Las pantallas en sí no son buenas ni malas, el peligro reside en su uso demasiado temprano, desregulado y excesivo. Ningún niño las necesita antes de los tres años. La tecnología a edades demasiado tempranas pone en riesgo el aprendizaje de habilidades sensibles y fundamentales, como la empatía, que es la que nos permite ponernos en lugar del otro y ajustar nuestros pensamientos, actitudes y acciones de manera acorde.
Es solo a través del juego, conectados con otra persona, que aprendemos a socializar y a establecer las bases de la inteligencia emocional. Por eso, el mejor juguete para un niño en sus primeros años es otro ser humano: alegre, curioso y creativo. Las pantallas, pueden mejorar las habilidades de motricidad fina de los más pequeños o la retención de información, pero lo hacen de manera aislada, lo cual incrementa el riesgo de fragmentar la experiencia de aprendizaje y el ensimismamiento.
El bebé, desde que nace, está atento a descifrar el mundo aprendiendo a diferenciar y a relacionar tonos de voz, gestos, actitudes corporales, intenciones y hechos.
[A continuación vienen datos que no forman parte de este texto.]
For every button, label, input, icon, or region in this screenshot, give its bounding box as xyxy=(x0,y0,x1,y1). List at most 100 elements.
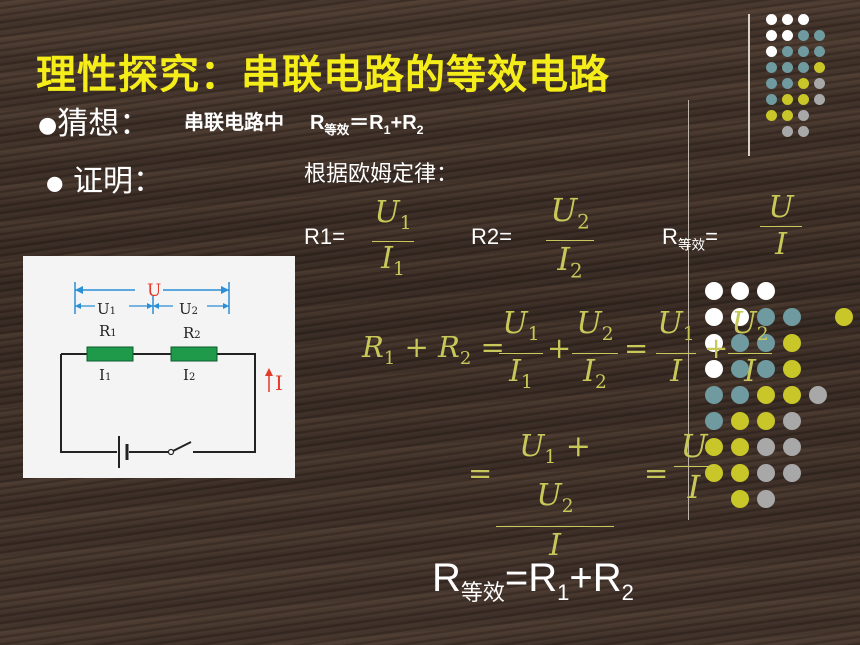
decor-dot xyxy=(731,412,749,430)
decor-dot xyxy=(705,412,723,430)
r2-label: R2= xyxy=(471,224,512,249)
deriv-fraction-2: U2 I2 xyxy=(572,306,618,401)
decor-dot xyxy=(783,360,801,378)
decor-dot xyxy=(705,386,723,404)
label-r1: R1 xyxy=(99,322,117,340)
decor-dot xyxy=(757,412,775,430)
decor-dot xyxy=(814,94,825,105)
decor-dot xyxy=(782,78,793,89)
decor-line xyxy=(748,14,750,156)
decor-dot xyxy=(757,490,775,508)
r1-label: R1= xyxy=(304,224,345,249)
arrowhead xyxy=(153,303,159,309)
decor-dot xyxy=(814,62,825,73)
decor-dot xyxy=(731,464,749,482)
deriv-fraction-final: U I xyxy=(674,426,714,507)
arrowhead xyxy=(265,368,273,376)
arrowhead xyxy=(223,303,229,309)
decor-dot xyxy=(782,14,793,25)
decor-dot xyxy=(783,438,801,456)
decor-dot xyxy=(705,308,723,326)
wire xyxy=(60,354,119,453)
fraction-u-i: U I xyxy=(760,190,802,263)
decor-dot xyxy=(766,62,777,73)
decor-dot xyxy=(798,126,809,137)
arrowhead xyxy=(221,286,229,294)
label-u2: U2 xyxy=(179,300,198,318)
deriv-fraction-3: U1 I xyxy=(656,306,696,389)
conclusion-formula: R等效=R1+R2 xyxy=(432,556,634,605)
decor-dot xyxy=(783,308,801,326)
guess-line: ●猜想： xyxy=(38,98,150,143)
deriv-eq: = xyxy=(624,331,649,365)
decor-dot xyxy=(782,46,793,57)
decor-line xyxy=(688,100,689,520)
decor-dot xyxy=(731,334,749,352)
guess-statement: 串联电路中 R等效＝R1+R2 xyxy=(184,106,424,138)
resistor-r1 xyxy=(86,346,134,362)
fraction-u1-i1: U1 I1 xyxy=(372,196,414,287)
decor-dot xyxy=(705,438,723,456)
decor-dot xyxy=(757,464,775,482)
label-u1: U1 xyxy=(97,300,116,318)
proof-label: 证明： xyxy=(73,164,163,199)
decor-dot xyxy=(766,94,777,105)
decor-dot xyxy=(835,308,853,326)
decor-dot xyxy=(783,334,801,352)
decor-dot xyxy=(731,490,749,508)
label-i2: I2 xyxy=(183,366,195,384)
decor-dot xyxy=(814,46,825,57)
deriv-plus: + xyxy=(547,331,572,365)
bullet: ● xyxy=(38,113,58,138)
ohm-law-text: 根据欧姆定律： xyxy=(304,162,459,187)
decor-dot xyxy=(766,30,777,41)
decor-dot xyxy=(705,464,723,482)
decor-dot xyxy=(757,334,775,352)
deriv-eq-2: = xyxy=(468,456,493,490)
decor-dot xyxy=(705,360,723,378)
decor-dot xyxy=(757,360,775,378)
decor-dot xyxy=(782,94,793,105)
deriv-fraction-sum: U1 + U2 I xyxy=(496,428,614,565)
decor-dot xyxy=(766,14,777,25)
req-label: R等效= xyxy=(662,224,718,253)
decor-dot xyxy=(798,30,809,41)
decor-dot xyxy=(757,386,775,404)
switch-lever xyxy=(172,441,192,452)
label-u: U xyxy=(147,281,161,301)
decor-dot xyxy=(798,78,809,89)
decor-dot xyxy=(705,282,723,300)
guess-text: 串联电路中 xyxy=(184,110,284,134)
decor-dot xyxy=(731,308,749,326)
arrowhead xyxy=(147,303,153,309)
decor-dot xyxy=(798,94,809,105)
switch-gap xyxy=(171,446,193,456)
decor-dot xyxy=(766,110,777,121)
circuit-diagram: U U1 U2 R1 R2 I1 I2 I xyxy=(23,256,295,478)
arrowhead xyxy=(75,286,83,294)
bullet: ● xyxy=(46,170,64,195)
decor-dot xyxy=(809,386,827,404)
label-r2: R2 xyxy=(183,324,201,342)
proof-line: ● 证明： xyxy=(46,156,163,200)
deriv-fraction-4: U2 I xyxy=(728,306,772,390)
label-i: I xyxy=(275,371,283,395)
decor-dot xyxy=(757,282,775,300)
derivation-lhs: R1 + R2 = xyxy=(362,330,505,369)
decor-dot xyxy=(783,464,801,482)
arrowhead xyxy=(75,303,81,309)
decor-dot xyxy=(782,30,793,41)
decor-dot xyxy=(705,334,723,352)
decor-dot xyxy=(731,282,749,300)
decor-dot xyxy=(731,386,749,404)
decor-dot xyxy=(814,78,825,89)
decor-dot xyxy=(757,308,775,326)
decor-dot xyxy=(766,46,777,57)
decor-dot xyxy=(798,110,809,121)
guess-formula: R等效＝R1+R2 xyxy=(309,112,424,137)
switch-contact xyxy=(167,448,175,456)
slide-title: 理性探究：串联电路的等效电路 xyxy=(36,52,610,98)
label-i1: I1 xyxy=(99,366,111,384)
decor-dot xyxy=(731,438,749,456)
deriv-fraction-1: U1 I1 xyxy=(499,306,543,401)
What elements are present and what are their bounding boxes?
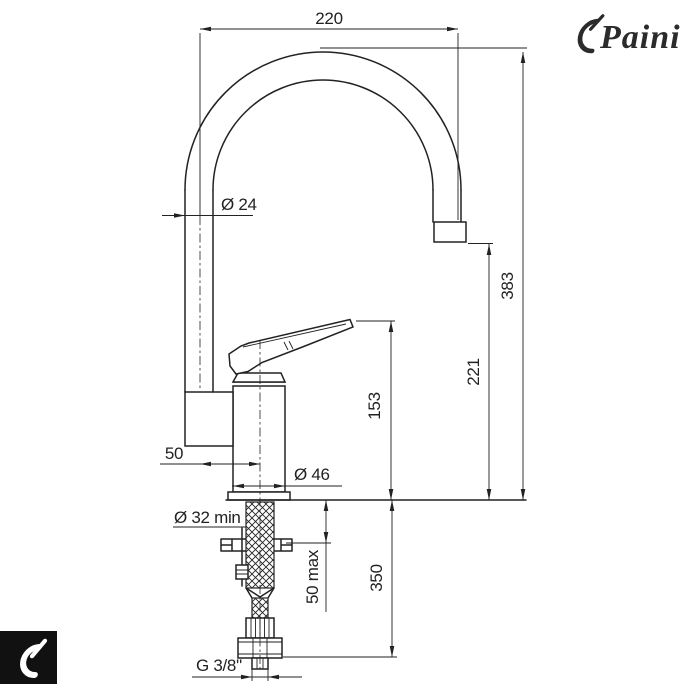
- dim-supply-thread-g38: G 3/8": [192, 656, 302, 681]
- paini-mark-icon: [577, 14, 605, 54]
- dim-center-offset-50: 50: [160, 444, 260, 467]
- dim-deck-thickness-50max: 50 max: [286, 500, 331, 612]
- dim-overall-height-383: 383: [320, 47, 527, 500]
- dim-label-tube-diameter: Ø 24: [221, 195, 257, 214]
- dim-label-outlet-height: 221: [464, 358, 483, 385]
- dim-tube-diameter-24: Ø 24: [162, 195, 257, 218]
- spout-arc: [184, 51, 462, 393]
- dim-label-handle-height: 153: [365, 392, 384, 419]
- dim-label-base-diameter: Ø 46: [294, 465, 330, 484]
- dim-label-supply-thread: G 3/8": [196, 656, 242, 675]
- footer-logo: [0, 631, 57, 684]
- mounting-stud-nut: [235, 564, 249, 580]
- dim-label-hose-drop: 350: [367, 564, 386, 591]
- dim-label-center-offset: 50: [165, 444, 183, 463]
- dim-label-overall-height: 383: [498, 272, 517, 299]
- mounting-hardware: [220, 527, 293, 587]
- dim-label-mounting-hole: Ø 32 min: [174, 508, 241, 527]
- handle-lever: [228, 318, 354, 375]
- centerlines: [199, 216, 261, 672]
- brand-name: Paini: [599, 19, 681, 56]
- mixer-body: [232, 381, 286, 493]
- dim-hole-diameter-32min: Ø 32 min: [173, 508, 247, 533]
- dim-base-diameter-46: Ø 46: [232, 465, 342, 489]
- dim-outlet-height-221: 221: [464, 243, 493, 500]
- aerator: [433, 221, 467, 243]
- paini-mark-inverse-icon: [20, 638, 48, 678]
- brand-logo: Paini: [577, 14, 681, 56]
- dim-spout-reach-220: 220: [199, 9, 459, 220]
- mounting-sleeve: [184, 391, 234, 447]
- dim-label-spout-reach: 220: [315, 9, 342, 28]
- base-flange: [227, 491, 291, 501]
- dim-handle-height-153: 153: [356, 320, 395, 500]
- dim-hose-drop-350: 350: [283, 500, 397, 658]
- dim-label-deck-thickness: 50 max: [303, 549, 322, 604]
- cartridge-dome: [231, 372, 287, 383]
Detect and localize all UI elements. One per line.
A través de múltiples canales sensoriales, el adulto y el bebé se conectan de la misma manera que un Bluetooth. Un mar de información sensorial, emocional y cognitiva fluye entre ellos. Información que es profundamente interactiva y que nos modifica todo el tiempo. Esta información resulta vital para el desarrollo temprano de nuestras cualidades humanas más sutiles. Cualidades que son clave para generar y habitar estados crecientes de amor, empatía, compasión, alegría y paz y, también, para comprender y aprender de nuestros enojos, tristezas, envidias y codicias.
La exposición precoz y excesiva a la tecnología y a las pantallas, sobreestimulan los sistemas visuales y auditivos, limitando la maduración de determinadas funciones de la atención, la voluntad, la creatividad, la imaginación y el juego simbólico, que son los pilares del sentido común y la inteligencia emocional.